Saturday, July 17, 2010


She learns how to speak Elvish. She has read me The Hobbit and we have moved on to the Lord of the rings. It is true there is a wonderful secret pleasure in knowing a language that only exists in books. A language shared between the two of us and barely anyone else in the world. I am slow to learn. My tongue is thick and I do not have the focus to understand the grammar. Our grandmother knows three languages to speak and several more to read or understand. When I tell this to Karen her mouth hardens to a pencil line of condescension. Even if our grandmother knows twenty languages she is not invited to share in our Elvish. This is something for my sister and I alone.

She grows impatient with me. We come back to the lesson each day after school but instead of learning more words I seem to forget a new one every day. The lessons are for her and I am there to watch her learning. I know this, and so I nod when she tells me I am slow. She sets up a Special School in the corner of the yard and instead of Elvish my task now is to tie and re-tie my shoe while I listen to her recite poetry in a language that I have not yet mastered. I am obedient. Still there is a vague unsettled feeling itching under my skin. I know how to tie my shoes and yet I fumble it, miss one eyelet or another leave the laces too loose and let them fall apart under her inspection. She punishes me, and her punishments make her bad and in comparison I am good.
There are numerous examples of good girls patiently waiting for their rewards. I think of Cinderella, Sleeping Beauty. Various assorted princesses each one suffering under pressure from evil step mothers, horrible husbands, ugly sisters. The harsher the punishment, the more virtuous I become. At school I am the most obedient of students. I know the answers to questions, I am always first to put up my hand to help the teacher. My sister takes her rage and channels it into evil deeds. She sits in the schoolyard with the malcontents. She is sent to the office once or twice a week. She is surly at dinner, and, afterward when we settle to work on the models together, she sits with her back to us, preferring the company of a book to our stories on reel to reel. We have chosen our sides.

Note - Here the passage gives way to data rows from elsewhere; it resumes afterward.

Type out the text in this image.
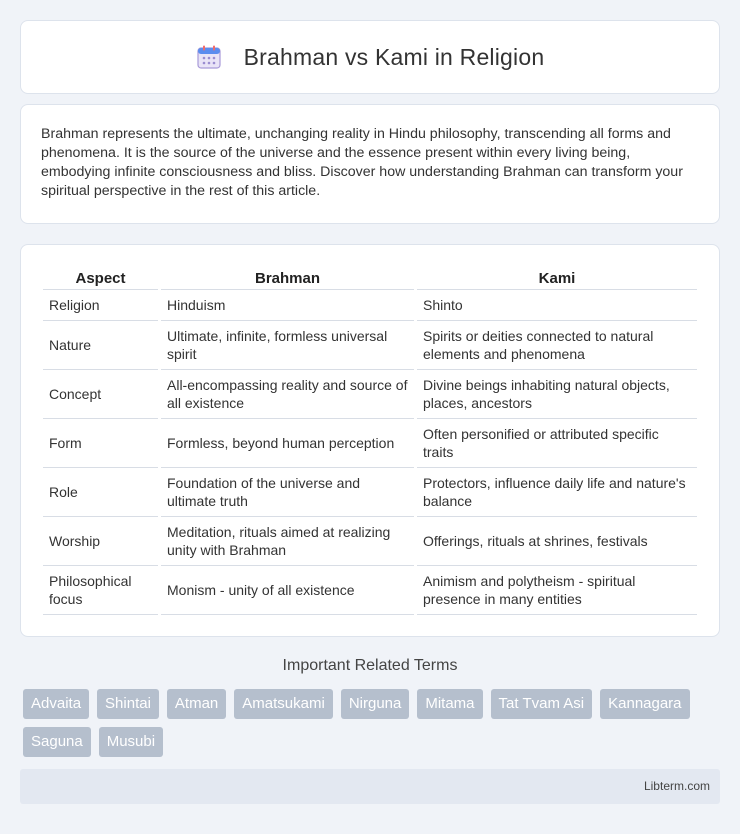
Brahman vs Kami in Religion

Brahman represents the ultimate, unchanging reality in Hindu philosophy, transcending all forms and phenomena. It is the source of the universe and the essence present within every living being, embodying infinite consciousness and bliss. Discover how understanding Brahman can transform your spiritual perspective in the rest of this article.

Aspect	Brahman	Kami
Religion	Hinduism	Shinto
Nature	Ultimate, infinite, formless universal spirit	Spirits or deities connected to natural elements and phenomena
Concept	All-encompassing reality and source of all existence	Divine beings inhabiting natural objects, places, ancestors
Form	Formless, beyond human perception	Often personified or attributed specific traits
Role	Foundation of the universe and ultimate truth	Protectors, influence daily life and nature's balance
Worship	Meditation, rituals aimed at realizing unity with Brahman	Offerings, rituals at shrines, festivals
Philosophical focus	Monism - unity of all existence	Animism and polytheism - spiritual presence in many entities
Important Related Terms
Advaita	Shintai	Atman	Amatsukami	Nirguna	Mitama	Tat Tvam Asi	Kannagara
Saguna	Musubi
Libterm.com
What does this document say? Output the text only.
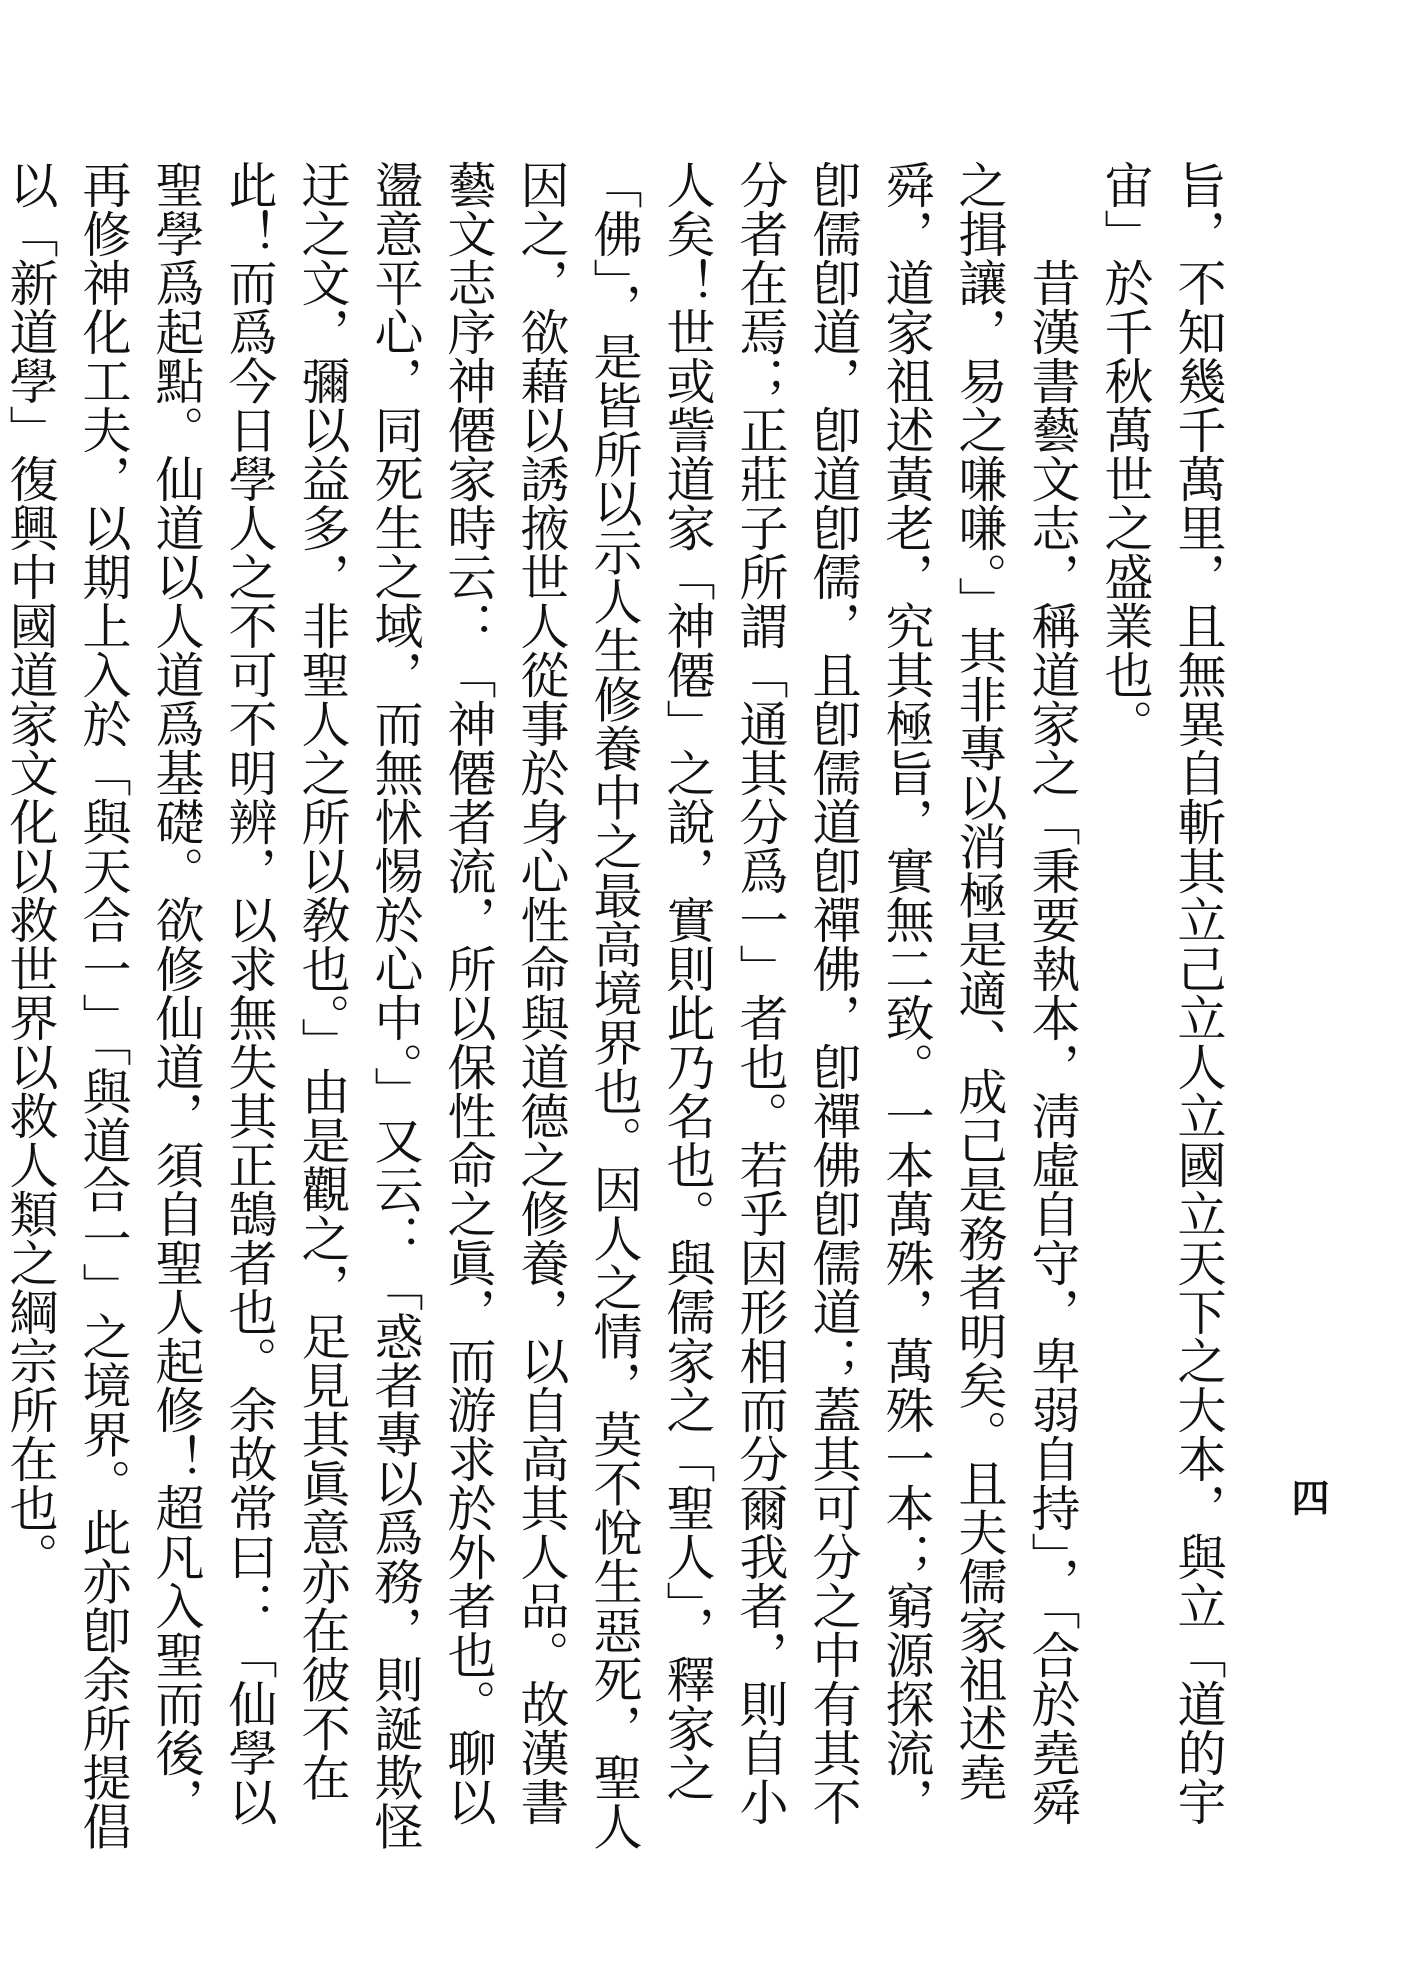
四

旨，不知幾千萬里，且無異自斬其立己立人立國立天下之大本，與立「道的宇宙」於千秋萬世之盛業也。

昔漢書藝文志，稱道家之「秉要執本，淸虛自守，卑弱自持」，「合於堯舜之揖讓，易之嗛嗛。」其非專以消極是適、成己是務者明矣。且夫儒家祖述堯舜，道家祖述黃老，究其極旨，實無二致。一本萬殊，萬殊一本；窮源探流，卽儒卽道，卽道卽儒，且卽儒道卽禪佛，卽禪佛卽儒道；蓋其可分之中有其不分者在焉；正莊子所謂「通其分爲一」者也。若乎因形相而分爾我者，則自小人矣！世或訾道家「神僊」之說，實則此乃名也。與儒家之「聖人」，釋家之「佛」，是皆所以示人生修養中之最高境界也。因人之情，莫不悅生惡死，聖人因之，欲藉以誘掖世人從事於身心性命與道德之修養，以自高其人品。故漢書藝文志序神僊家時云：「神僊者流，所以保性命之眞，而游求於外者也。聊以盪意平心，同死生之域，而無怵惕於心中。」又云：「惑者專以爲務，則誕欺怪迂之文，彌以益多，非聖人之所以敎也。」由是觀之，足見其眞意亦在彼不在此！而爲今日學人之不可不明辨，以求無失其正鵠者也。余故常曰：「仙學以聖學爲起點。仙道以人道爲基礎。欲修仙道，須自聖人起修！超凡入聖而後，再修神化工夫，以期上入於「與天合一」「與道合一」之境界。此亦卽余所提倡以「新道學」復興中國道家文化以救世界以救人類之綱宗所在也。
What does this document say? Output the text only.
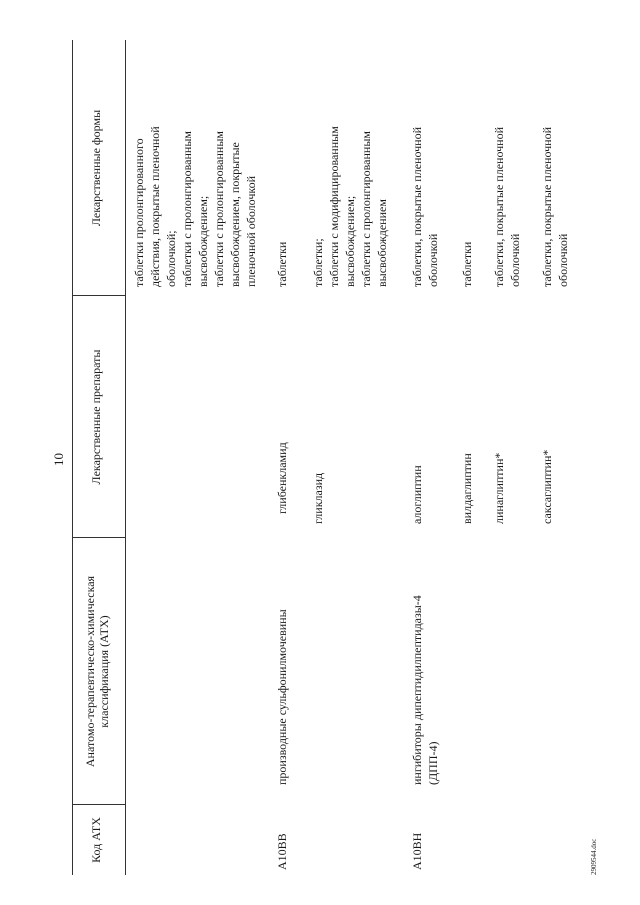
10
Код АТХ
Анатомо-терапевтическо-химическая классификация (АТХ)
Лекарственные препараты
Лекарственные формы таблетки пролонгированного действия, покрытые пленочной оболочкой; таблетки с пролонгированным высвобождением; таблетки с пролонгированным высвобождением, покрытые пленочной оболочкой
A10BB
производные сульфонилмочевины
глибенкламид
таблетки
гликлазид
таблетки; таблетки с модифицированным высвобождением; таблетки с пролонгированным высвобождением
A10BH
ингибиторы дипептидилпептидазы-4 (ДПП-4)
алоглиптин
таблетки, покрытые пленочной оболочкой
вилдаглиптин
таблетки
линаглиптин*
таблетки, покрытые пленочной оболочкой
саксаглиптин*
таблетки, покрытые пленочной оболочкой
2909544.doc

She is the bad child. I am the good. We stick to our separate territories and we excel in our polarised roles. Still each afternoon we play the game. I fail the small domestic task that she has set for me. She dishes out new punishments, holding a stone outstretched on the palm of my hand till my arm starts to burn and my muscles cramp, writing out lines in a notebook, I must do better next time, I must do better next time.

We have an alliance. Like all good prisoners and their captives there is a certain care between us. I give myself up to her slow kind of torture and she allows herself to become beastly in her treatment of me. For a while we are close. An equilibrium.

When the family ask her about school she just shrugs. Volunteering nothing. When I am alone with our mother in the kitchen, she puts her arm on the top of my head and draws me closer to her.

“Is Karen okay?”

“I think so.”

“She talks to you about things?”

“Not really.”

“But nothing is wrong? At school? Or anything?”

“No. Everything is good.”

I am blessed with secret knowledge, the hidden moods of my sister are mine to keep to myself or to divulge.